В голове у Дужкина все мгновенно перевернулось, а затем встало на свои места в идеальном воинском порядке.

— Да! — выдохнул он.

— И чего же ты хочешь? — спросил джинн, свивая пальцами в косицу жидкую бороденку.

— Домой, — хрипло проговорил Саша. Он сделал это так, будто у него от ледяной воды заломило зубы: — Домой хочу! — Затем, вспомнив о своих жене и тесте, он безумным взглядом посмотрел на них и добавил: — Нас трое. Всех вместе — домой.

— Всех вместе нельзя, Санек, — покачал головой джинн.

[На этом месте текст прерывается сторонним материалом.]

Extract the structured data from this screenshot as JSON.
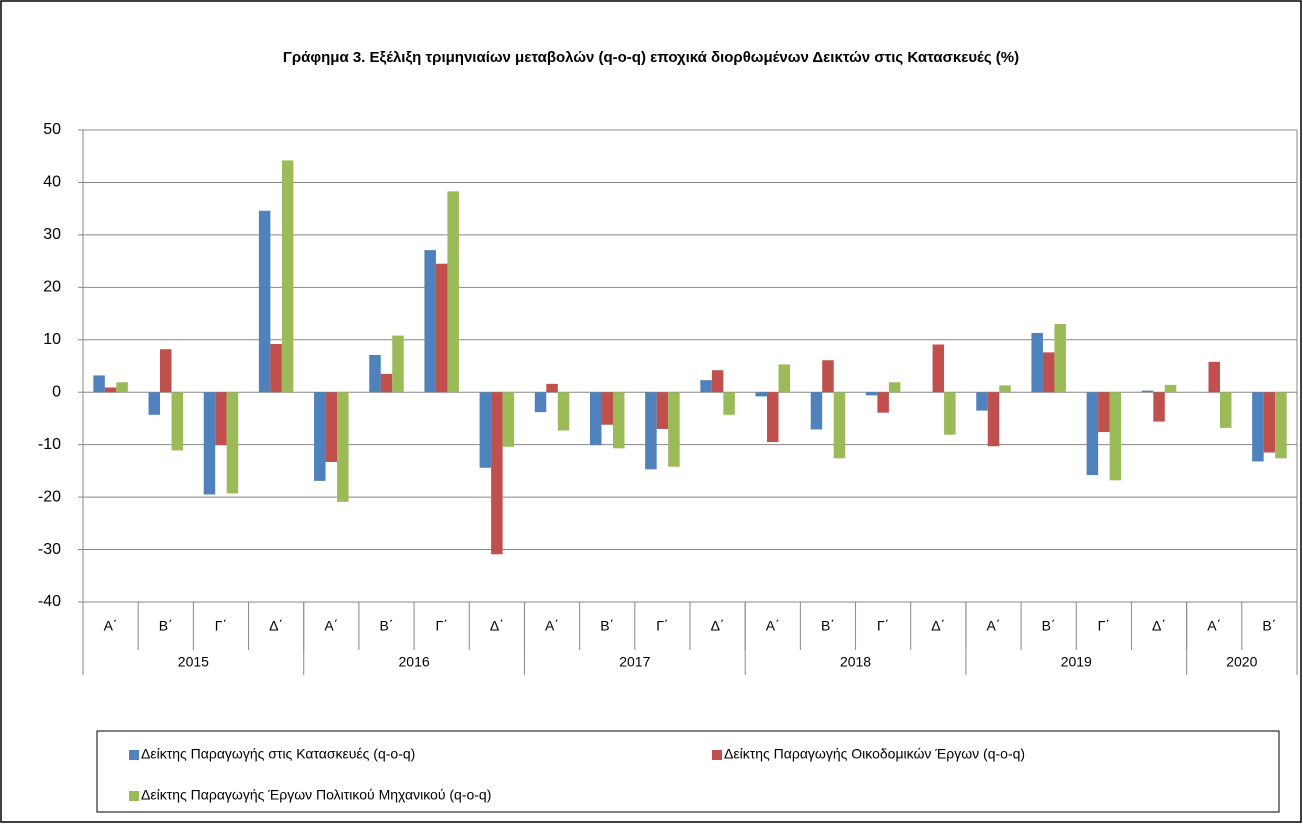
{
  "chart_data": {
    "type": "bar",
    "title": "Γράφημα 3. Εξέλιξη τριμηνιαίων μεταβολών (q-o-q) εποχικά διορθωμένων Δεικτών  στις Κατασκευές (%)",
    "categories": [
      "Α΄",
      "Β΄",
      "Γ΄",
      "Δ΄",
      "Α΄",
      "Β΄",
      "Γ΄",
      "Δ΄",
      "Α΄",
      "Β΄",
      "Γ΄",
      "Δ΄",
      "Α΄",
      "Β΄",
      "Γ΄",
      "Δ΄",
      "Α΄",
      "Β΄",
      "Γ΄",
      "Δ΄",
      "Α΄",
      "Β΄"
    ],
    "groups": [
      {
        "label": "2015",
        "size": 4
      },
      {
        "label": "2016",
        "size": 4
      },
      {
        "label": "2017",
        "size": 4
      },
      {
        "label": "2018",
        "size": 4
      },
      {
        "label": "2019",
        "size": 4
      },
      {
        "label": "2020",
        "size": 2
      }
    ],
    "series": [
      {
        "name": "Δείκτης Παραγωγής στις Κατασκευές (q-o-q)",
        "color": "#4f81bd",
        "values": [
          3.2,
          -4.3,
          -19.5,
          34.6,
          -16.9,
          7.1,
          27.1,
          -14.4,
          -3.8,
          -10.1,
          -14.7,
          2.3,
          -0.8,
          -7.1,
          -0.6,
          0,
          -3.5,
          11.3,
          -15.8,
          0.3,
          0,
          -13.2
        ]
      },
      {
        "name": "Δείκτης Παραγωγής Οικοδομικών Έργων (q-o-q)",
        "color": "#c0504d",
        "values": [
          0.9,
          8.2,
          -10.1,
          9.2,
          -13.3,
          3.5,
          24.5,
          -30.9,
          1.6,
          -6.2,
          -7.0,
          4.2,
          -9.5,
          6.1,
          -3.9,
          9.1,
          -10.3,
          7.6,
          -7.6,
          -5.6,
          5.8,
          -11.5
        ]
      },
      {
        "name": "Δείκτης Παραγωγής Έργων Πολιτικού Μηχανικού (q-o-q)",
        "color": "#9bbb59",
        "values": [
          1.9,
          -11.1,
          -19.3,
          44.2,
          -20.9,
          10.8,
          38.3,
          -10.4,
          -7.3,
          -10.7,
          -14.2,
          -4.3,
          5.3,
          -12.6,
          1.9,
          -8.1,
          1.3,
          13.0,
          -16.8,
          1.4,
          -6.8,
          -12.6
        ]
      }
    ],
    "ylim": [
      -40,
      50
    ],
    "yticks": [
      -40,
      -30,
      -20,
      -10,
      0,
      10,
      20,
      30,
      40,
      50
    ],
    "grid": true
  }
}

Дужкин импульсивно обнял Луизу за плечи, ударил себя в грудь кулаком и пояснил:

— Это моя жена.

— И с женой нельзя, Санек, — с искренним сочувствием в голосе ответил джинн. — Здесь — пожалуйста, живи, сколько влезет. Я вам и свадебный подарочек прихватил. Скромный. А домой — только один. Ничего не поделаешь.

— Как же это?.. — растерянно проговорил Дужкин.

Ох, как тошно сделалось ему от слов джинна. Никогда в жизни Саша не испытывал такого желания крикнуть: «Да! Да! Да!» и такого стыда за свое желание. Джинн тихонько произнес:

— Они местные, Санек. Ты улетишь, и их не станет.

— Как? — потрясенно вымолвил Дужкин и посмотрел на Луизу. Его возлюбленная сидела, скромно опустив глаза, а ее папа смотрел в стену и насвистывал какой-то легкомысленный мотивчик.

— Ну что, будешь один возвращаться? — торопил его джинн.

— Да, — тяжело ответил Саша и еще раз украдкой взглянул на Луизу, чем, скорее всего, заставил перевернуться в гробу самого Шекспира, когда-то написавшего: «У всех влюбленных, как у сумасшедших, кипят мозги».

— А как же любовь-то, Санек? — хитро улыбаясь, спросил джинн.